There are few things greater than breakfast, at least in my books. Especially breakfast for supper. After a long day, sometimes all you need is a plate stacked full of fluffy pancakes. And sometimes, you want to switch it up and make pancakes with a twist.
Lemon and poppy seed are a perfect combination and when added to pancakes, you have the perfect trifecta of awesomeness. I tweaked my go-to pancake recipe and the result is a lovely, light, fragrant pancake.
Lemon Poppy Seed Pancakes
- 2 tbsp sugar
- zest of 1 lemon
- 1 and 1/4 cups flour
- 1 tsp baking powder
- 1/2 tsp baking soda
- 1/2 tsp salt
- 1 cup milk
- 1 tbsp vinegar
- 1 egg
- 2 tbsp melted butter
- 1 tsp vanilla
- juice of 1 lemon
- 1 tbsp poppy seeds
- Mix together the sugar and lemon zest with your fingers until well combined and fragrant. Set aside.
- Combine the flour, baking powder, soda and salt. Add in sugar and lemon zest. Set aside.
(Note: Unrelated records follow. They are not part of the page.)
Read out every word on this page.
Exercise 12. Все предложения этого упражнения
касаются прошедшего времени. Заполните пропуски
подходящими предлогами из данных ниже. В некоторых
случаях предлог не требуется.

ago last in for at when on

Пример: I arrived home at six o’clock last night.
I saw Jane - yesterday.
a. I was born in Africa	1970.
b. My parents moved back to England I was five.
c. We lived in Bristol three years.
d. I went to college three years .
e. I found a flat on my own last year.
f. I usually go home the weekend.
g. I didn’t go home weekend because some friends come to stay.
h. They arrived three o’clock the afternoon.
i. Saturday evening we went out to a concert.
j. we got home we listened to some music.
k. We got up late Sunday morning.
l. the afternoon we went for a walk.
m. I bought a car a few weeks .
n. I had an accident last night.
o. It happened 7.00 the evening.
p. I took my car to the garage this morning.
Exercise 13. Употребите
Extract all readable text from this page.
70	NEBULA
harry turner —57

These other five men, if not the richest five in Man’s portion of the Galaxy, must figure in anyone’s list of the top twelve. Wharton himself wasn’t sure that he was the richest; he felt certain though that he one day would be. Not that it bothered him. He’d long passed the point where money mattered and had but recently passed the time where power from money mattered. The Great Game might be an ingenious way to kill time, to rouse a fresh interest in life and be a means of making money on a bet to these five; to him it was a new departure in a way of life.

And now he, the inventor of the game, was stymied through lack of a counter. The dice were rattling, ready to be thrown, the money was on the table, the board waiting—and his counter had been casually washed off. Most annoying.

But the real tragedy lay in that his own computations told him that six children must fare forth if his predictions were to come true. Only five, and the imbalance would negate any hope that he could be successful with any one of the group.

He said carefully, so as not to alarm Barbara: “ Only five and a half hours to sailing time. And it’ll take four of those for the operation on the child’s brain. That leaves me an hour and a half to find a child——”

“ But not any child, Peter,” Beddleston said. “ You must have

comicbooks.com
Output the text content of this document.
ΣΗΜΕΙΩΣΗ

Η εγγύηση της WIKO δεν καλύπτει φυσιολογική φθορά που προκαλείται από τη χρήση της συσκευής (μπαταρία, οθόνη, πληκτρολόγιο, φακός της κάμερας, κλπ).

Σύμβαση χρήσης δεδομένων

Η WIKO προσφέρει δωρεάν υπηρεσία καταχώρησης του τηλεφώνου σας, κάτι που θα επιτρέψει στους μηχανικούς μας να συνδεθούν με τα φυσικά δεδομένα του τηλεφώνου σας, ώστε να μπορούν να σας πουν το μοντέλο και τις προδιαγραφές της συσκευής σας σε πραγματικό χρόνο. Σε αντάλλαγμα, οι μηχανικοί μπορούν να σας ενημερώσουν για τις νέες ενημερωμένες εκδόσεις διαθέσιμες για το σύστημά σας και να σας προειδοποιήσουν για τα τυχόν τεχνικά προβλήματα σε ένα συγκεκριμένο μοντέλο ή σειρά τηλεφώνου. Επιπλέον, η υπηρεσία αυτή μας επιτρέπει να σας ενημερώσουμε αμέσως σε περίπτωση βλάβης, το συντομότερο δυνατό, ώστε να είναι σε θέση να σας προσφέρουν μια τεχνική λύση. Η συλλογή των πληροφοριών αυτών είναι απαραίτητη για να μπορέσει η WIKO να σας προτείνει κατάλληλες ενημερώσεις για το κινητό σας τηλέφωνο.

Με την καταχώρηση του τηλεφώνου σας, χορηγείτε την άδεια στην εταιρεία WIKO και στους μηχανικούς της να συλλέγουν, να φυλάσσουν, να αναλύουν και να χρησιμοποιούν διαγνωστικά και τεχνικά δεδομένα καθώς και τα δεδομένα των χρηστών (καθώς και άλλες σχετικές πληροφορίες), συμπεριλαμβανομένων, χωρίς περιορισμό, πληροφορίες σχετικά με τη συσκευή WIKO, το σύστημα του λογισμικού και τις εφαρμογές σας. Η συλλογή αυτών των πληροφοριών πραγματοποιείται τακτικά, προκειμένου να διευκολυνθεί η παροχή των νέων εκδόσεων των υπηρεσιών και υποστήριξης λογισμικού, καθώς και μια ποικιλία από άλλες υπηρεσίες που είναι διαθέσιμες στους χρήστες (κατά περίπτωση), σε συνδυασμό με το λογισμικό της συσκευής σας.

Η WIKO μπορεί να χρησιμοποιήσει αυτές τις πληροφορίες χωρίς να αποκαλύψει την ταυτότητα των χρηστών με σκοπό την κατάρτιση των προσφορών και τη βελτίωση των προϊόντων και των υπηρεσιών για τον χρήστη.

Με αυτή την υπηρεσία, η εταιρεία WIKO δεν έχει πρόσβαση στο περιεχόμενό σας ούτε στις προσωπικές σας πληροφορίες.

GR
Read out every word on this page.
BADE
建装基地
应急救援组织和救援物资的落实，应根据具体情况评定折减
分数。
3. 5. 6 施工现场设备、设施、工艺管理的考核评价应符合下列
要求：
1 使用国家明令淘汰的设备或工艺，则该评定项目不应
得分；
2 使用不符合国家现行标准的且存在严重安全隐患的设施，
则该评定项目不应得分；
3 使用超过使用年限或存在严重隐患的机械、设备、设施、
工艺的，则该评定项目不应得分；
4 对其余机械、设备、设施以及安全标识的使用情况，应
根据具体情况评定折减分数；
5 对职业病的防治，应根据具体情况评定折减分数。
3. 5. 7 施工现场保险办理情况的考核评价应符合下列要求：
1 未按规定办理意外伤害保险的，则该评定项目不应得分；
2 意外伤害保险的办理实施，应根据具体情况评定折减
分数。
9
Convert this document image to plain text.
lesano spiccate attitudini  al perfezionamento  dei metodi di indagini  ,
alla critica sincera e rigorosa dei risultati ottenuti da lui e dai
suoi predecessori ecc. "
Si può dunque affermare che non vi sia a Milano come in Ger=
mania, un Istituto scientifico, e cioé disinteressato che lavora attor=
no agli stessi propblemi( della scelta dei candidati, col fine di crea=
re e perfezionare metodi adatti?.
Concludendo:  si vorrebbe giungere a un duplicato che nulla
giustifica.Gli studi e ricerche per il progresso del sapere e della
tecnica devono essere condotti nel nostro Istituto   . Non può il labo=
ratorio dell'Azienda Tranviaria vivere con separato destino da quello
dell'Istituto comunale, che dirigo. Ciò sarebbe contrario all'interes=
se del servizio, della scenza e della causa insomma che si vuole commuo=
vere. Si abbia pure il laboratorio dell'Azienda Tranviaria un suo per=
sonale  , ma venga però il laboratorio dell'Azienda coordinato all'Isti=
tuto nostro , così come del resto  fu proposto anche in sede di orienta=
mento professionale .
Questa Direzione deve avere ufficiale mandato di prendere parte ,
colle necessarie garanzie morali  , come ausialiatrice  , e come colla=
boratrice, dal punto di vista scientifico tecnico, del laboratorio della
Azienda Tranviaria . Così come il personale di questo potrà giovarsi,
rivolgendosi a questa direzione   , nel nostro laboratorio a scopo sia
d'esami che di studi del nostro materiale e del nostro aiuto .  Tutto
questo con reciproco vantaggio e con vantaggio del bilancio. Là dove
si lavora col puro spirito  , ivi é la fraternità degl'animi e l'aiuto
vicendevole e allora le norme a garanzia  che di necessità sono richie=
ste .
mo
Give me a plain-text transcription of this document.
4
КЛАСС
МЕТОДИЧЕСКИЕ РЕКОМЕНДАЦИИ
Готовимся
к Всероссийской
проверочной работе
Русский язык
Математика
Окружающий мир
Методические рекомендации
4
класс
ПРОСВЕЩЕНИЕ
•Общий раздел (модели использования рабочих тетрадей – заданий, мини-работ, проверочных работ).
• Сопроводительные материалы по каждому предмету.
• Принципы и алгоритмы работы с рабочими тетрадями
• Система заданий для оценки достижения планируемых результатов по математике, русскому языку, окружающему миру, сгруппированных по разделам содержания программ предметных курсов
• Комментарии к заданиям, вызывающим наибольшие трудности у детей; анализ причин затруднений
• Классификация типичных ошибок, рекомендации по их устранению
- In a separate bowl or large measuring cup, combine milk and vinegar and let sit for 5 minutes. Whisk in egg, melted butter and vanilla.
- Add the wet ingredients into the dry ingredients all at once and whisk until well combined and there are no lumps.
- Mix in lemon juice and poppy seeds.
- Heat a skillet over medium heat. Pour 1/4 or 1/2 cup measures of the batter into the hot skillet and cook until bubbles appear on the surface. Flip and cook the other side until browned.